Le documentariste et journaliste d'investigation filmait depuis août 2017 avec un réseau clandestin de militants LGBTQ, qui aident les Tchétchènes à échapper à la campagne actuelle de persécution anti-homosexuelle. Mais plutôt que de pixeliser les visages des sujets, il a promis un moyen de « voir leurs visages, leurs émotions et leur humanité d’une manière qui protégerait également leur anonymat ».
Le plan avait toujours été d'utiliser la rotation, ce qui les aurait transformés en personnages ressemblant à des dessins animés. Malheureusement, « cela ne masquait pas les gens et, étonnamment, les rendait plus reconnaissables », rappelle France. Au fur et à mesure qu’ils poussaient l’animation plus loin, « ils commençaient simplement à ressembler à des monstres ». D’autres expériences avec des méthodes telles que la technologie de filtrage Snapchat ont également échoué.

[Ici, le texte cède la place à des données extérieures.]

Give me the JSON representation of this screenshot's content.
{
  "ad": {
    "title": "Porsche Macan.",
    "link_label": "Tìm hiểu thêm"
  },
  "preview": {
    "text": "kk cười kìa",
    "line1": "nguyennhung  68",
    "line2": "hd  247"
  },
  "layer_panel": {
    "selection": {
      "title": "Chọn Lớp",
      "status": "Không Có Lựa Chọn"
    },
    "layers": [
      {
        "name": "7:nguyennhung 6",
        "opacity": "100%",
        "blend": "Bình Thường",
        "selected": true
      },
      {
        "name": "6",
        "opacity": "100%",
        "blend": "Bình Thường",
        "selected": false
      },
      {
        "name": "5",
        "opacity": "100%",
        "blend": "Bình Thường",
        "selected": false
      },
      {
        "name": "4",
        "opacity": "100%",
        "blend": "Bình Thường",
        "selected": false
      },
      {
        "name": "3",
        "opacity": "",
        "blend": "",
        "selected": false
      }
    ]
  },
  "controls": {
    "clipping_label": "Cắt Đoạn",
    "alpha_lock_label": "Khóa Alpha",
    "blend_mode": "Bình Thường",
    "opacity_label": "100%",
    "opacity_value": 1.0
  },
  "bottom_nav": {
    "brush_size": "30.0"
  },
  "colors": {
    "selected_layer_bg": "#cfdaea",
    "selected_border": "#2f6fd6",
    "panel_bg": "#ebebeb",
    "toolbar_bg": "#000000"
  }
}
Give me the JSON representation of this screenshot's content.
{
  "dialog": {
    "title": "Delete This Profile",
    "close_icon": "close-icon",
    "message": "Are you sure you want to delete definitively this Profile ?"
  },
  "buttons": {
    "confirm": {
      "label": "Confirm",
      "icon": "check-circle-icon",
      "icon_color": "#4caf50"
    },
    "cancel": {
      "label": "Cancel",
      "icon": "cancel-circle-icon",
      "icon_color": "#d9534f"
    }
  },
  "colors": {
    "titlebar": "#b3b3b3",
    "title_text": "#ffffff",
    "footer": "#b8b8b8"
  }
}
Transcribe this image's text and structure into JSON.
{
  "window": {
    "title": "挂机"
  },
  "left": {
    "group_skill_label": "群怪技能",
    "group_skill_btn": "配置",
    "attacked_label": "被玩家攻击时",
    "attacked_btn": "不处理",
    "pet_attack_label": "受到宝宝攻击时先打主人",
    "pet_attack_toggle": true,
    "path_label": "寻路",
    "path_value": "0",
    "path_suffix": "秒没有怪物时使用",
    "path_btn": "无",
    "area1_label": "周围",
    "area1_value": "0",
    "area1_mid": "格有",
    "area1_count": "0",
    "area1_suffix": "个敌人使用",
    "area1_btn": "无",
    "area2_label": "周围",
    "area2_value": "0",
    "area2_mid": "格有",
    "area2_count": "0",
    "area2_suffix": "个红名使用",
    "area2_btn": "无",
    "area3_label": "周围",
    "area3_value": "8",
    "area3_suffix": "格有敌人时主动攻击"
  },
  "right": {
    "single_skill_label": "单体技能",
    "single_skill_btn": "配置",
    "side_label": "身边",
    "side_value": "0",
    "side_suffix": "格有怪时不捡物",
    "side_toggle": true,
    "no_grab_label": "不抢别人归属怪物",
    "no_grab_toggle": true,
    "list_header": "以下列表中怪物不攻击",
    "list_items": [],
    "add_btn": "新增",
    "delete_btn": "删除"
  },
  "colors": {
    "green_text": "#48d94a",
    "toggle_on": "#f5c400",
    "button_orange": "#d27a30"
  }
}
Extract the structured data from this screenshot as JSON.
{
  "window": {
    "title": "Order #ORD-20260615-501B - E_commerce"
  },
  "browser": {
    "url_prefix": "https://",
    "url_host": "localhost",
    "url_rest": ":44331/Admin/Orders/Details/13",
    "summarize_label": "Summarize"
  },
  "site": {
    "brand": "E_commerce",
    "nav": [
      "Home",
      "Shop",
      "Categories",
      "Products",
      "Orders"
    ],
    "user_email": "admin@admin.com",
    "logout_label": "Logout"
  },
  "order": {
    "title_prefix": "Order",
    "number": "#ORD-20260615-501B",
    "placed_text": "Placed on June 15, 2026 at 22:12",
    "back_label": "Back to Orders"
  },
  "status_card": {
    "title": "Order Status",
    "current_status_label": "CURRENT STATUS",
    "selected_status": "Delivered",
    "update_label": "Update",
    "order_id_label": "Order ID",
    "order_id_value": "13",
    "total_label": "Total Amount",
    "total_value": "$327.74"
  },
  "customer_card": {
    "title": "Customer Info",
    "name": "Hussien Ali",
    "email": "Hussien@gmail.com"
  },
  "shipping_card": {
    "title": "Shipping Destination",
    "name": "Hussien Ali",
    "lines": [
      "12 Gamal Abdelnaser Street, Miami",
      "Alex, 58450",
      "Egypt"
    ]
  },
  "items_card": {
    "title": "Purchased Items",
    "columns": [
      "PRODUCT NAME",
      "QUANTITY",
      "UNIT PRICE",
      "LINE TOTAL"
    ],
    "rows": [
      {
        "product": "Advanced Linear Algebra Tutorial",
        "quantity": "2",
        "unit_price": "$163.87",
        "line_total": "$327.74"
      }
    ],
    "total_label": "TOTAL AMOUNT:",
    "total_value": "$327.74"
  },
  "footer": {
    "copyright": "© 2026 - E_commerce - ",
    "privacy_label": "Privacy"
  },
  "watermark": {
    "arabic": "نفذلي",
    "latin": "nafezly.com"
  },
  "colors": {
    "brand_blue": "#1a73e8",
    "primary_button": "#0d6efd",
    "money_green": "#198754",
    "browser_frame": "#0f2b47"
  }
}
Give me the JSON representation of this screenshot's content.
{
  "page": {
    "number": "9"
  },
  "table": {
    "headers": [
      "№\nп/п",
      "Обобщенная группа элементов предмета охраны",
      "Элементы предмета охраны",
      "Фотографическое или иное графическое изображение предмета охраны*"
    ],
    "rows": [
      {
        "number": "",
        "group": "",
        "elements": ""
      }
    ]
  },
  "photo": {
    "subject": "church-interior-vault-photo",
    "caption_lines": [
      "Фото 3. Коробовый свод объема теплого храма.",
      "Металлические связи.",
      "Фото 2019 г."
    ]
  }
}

« Ce projet a été tourné entièrement en secret, nous ne pouvions donc pas envoyer des images aux maisons [d'effets] traditionnelles et leur dire : 'Que pouvez-vous faire avec ça ?'", explique France. "Nous étions à bout de nerfs lorsque j'ai fait un voyage à Los Angeles pour rencontrer quelqu'un qui, d'après ce que j'avais entendu dire, avait la réputation d'aimer les défis."
Résolution de problèmes
Entrez Ryan Laney, qui a passé plus de 20 ans à travailler sur les effets visuels des superproductions des franchises Star Wars, Harry Potter et Marvel. « Ce qui est amusant avec les effets visuels, c'est que chaque projet est différent et qu'il s'agit de résoudre un problème après l'autre », explique Laney. « Être impliqué dans un documentaire qui a un impact réel et qui offre la possibilité de faire le bien dans le monde était une proposition vraiment excitante. »
Son approche consistait à masquer numériquement les sujets du film en utilisant des techniques similaires aux vidéos « Deepfake », mais plutôt que de manipuler l'image de quelqu'un pour donner l'impression de dire quelque chose qu'il ne disait pas, Laney et son équipe permettraient à ces victimes de parler ouvertement – tout en portant le visage de quelqu'un d'autre.
La France et son équipe ont recruté principalement des militants LGBTQ basés à New York et leur ont demandé de prêter leur visage pour protéger 23 personnes d'un grave danger. "La plupart des personnes qui ont aidé l'ont fait dans le cadre d'un acte d'activisme, en protégeant les personnes qui fuyaient pour sauver leur vie", explique le directeur.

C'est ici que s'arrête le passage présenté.